Brüksel'deki AB zirvesinde yön arayışları
Avrupa Birliği İlkbahar Zirvesi'nde devlet ve hükümet başkanları birliğin ekonomisini ele alıp, ek yapısal reformları benimsediklerini ifade edecekler. Ayrıca zirvenin gündeminde komisyon başkanı Junckers'in "Beyaz Kitabı" bulunuyor. Avrupa basını AB'nin geleceği için yapıcı önerilerin gerekliliğine vurgu yaparken, Junckers'in senaryolarından duyduğu hayal kırıklığını dile getiriyor.

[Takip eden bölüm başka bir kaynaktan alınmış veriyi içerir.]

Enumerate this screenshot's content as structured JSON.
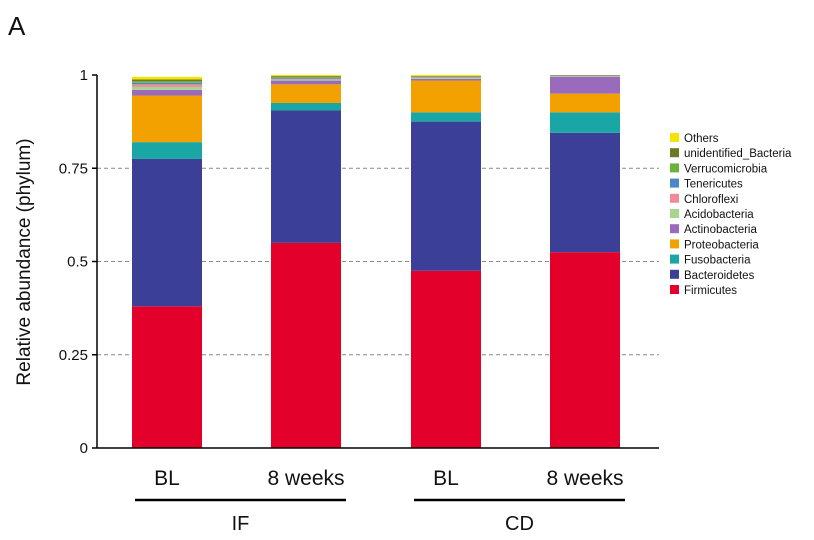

Farklı hız çok az ülkeye yarar
AB'nin gelecekteki yapısı için tüm üye ülkelere yarar sağlayacak bir çözüm görmüyor Dnevnik:
“ Farklı hızlarda işleyen bir Avrupa ortalığı daha çok karıştıracak. Aynı zamanda bu, AB'yi daha çok ayrıştıracak çeşitli koalisyon arayışlarına da neden olacaktır. O zaman AB'nin ortak dış politikasını ve dünya politikasında daha etkin bir rolünü de unutabilir, ancak Avro bölgesinin istikrarlı olmasını umabiliriz. Avrupa Birliği'nin -bölünmüşlüğü gözönüde bulundurulduğunda- böyle devam edemeyeceği gayet açık. Böyle devam etmek, taksitle ölüm anlamına gelecektir. Ancak farklı hızlarda bir Avrupa da, Büyük Birtanya'nın birlikten ayrılmasından sonra 27 üye ülkeye halihazırda bir kurtuluş getirmeyecektir. Bu yalnızca bir avuç ülke ve onların istekli uydularının işine yarayacaktır.”
İşbirliğinin örgütlenmesi zor
AB güvensizlik içerisinde ve ortada bir çözüm gözükmüyor, diyen Dagens Nyheter, AB Komisyonu Başkanı Juncker'in senaryolarının da gerçek bir alternatif oluşturmadığını belirtiyor:
“Halihazırda zaten alakart bir AB var. Tüm ülkeler parasal birliğin üyesi değil. Örneğin İrlanda, İsveç'ten farklı olarak Avro'ya geçti, ancak diğer yandan Schengen-Antlaşması'na dahil değil. ... AB Komisyonu, üye ülkelerin bazı alanlarda derinlemesine işbirliği için koalisyonlar oluşturabileceği bir geleceğin tablosunu çiziyor. Bazı ülkeler vergi yasalarındaki eksikleri gidermek için, başkalarıysa savunma konusunda işbirliği yapabilir. Belki diğerleri de bir tür Avrupa FBI'ı kurabilir. ... Bu kadar farklı işbirliği uzlaşmalarında sorulması gereken ana soru, bunların nasıl koordine edileceği olmalıdır. Avrupa türü bir FBI, yalnızca Portekiz, Finlandiya ve Romanya'nın katılımıyla oluşturuluyorsa, ne işe yarar? Paralel uzlaşmaların hakim olduğu bir AB'de küçük ülkelerin etkisi azalacaktır. Demek ki AB Komisyonu'nun önerilerinde dahiyane bir alternatif bulunmuyor.”
Avrupa'nın istihdam birliğine ihtiyacı var
Fransa Ekonomi Analizleri Konseyi uzmanları, AB başarı hikayesini bundan sonra istihdam alanında devam ettirmeli, diyor La Tribune'da:
“Dünyanın içinde bulunduğu durum, 60 yılda uyum sürecinde elde ettiğimiz edinimleri yok etmeyi değil, safları daha sıklaştırmayı gerektiriyor. ... Avrupa artık banka birliği ve mali birlikten sonra şimdi istihdam birliğini hedefe koymalı ve bunun için iş piyasalarında hırslı bir yakınsama programı başlatmalıdır. Buna sosyal güvenlik yasalarını denkleştirmek, standart Avrupa iş sözleşmelerini yürürlüğe sokmak, meslek eğitimini iyileştirmek, iş fırsatları için bilgi sistemlerini geliştirmek, sosyal hakları bir ülkeden diğerine aktarabilmek ve ortak bir Avrupa işsizlik sigortası hazırlamak dahil olmalıdır.”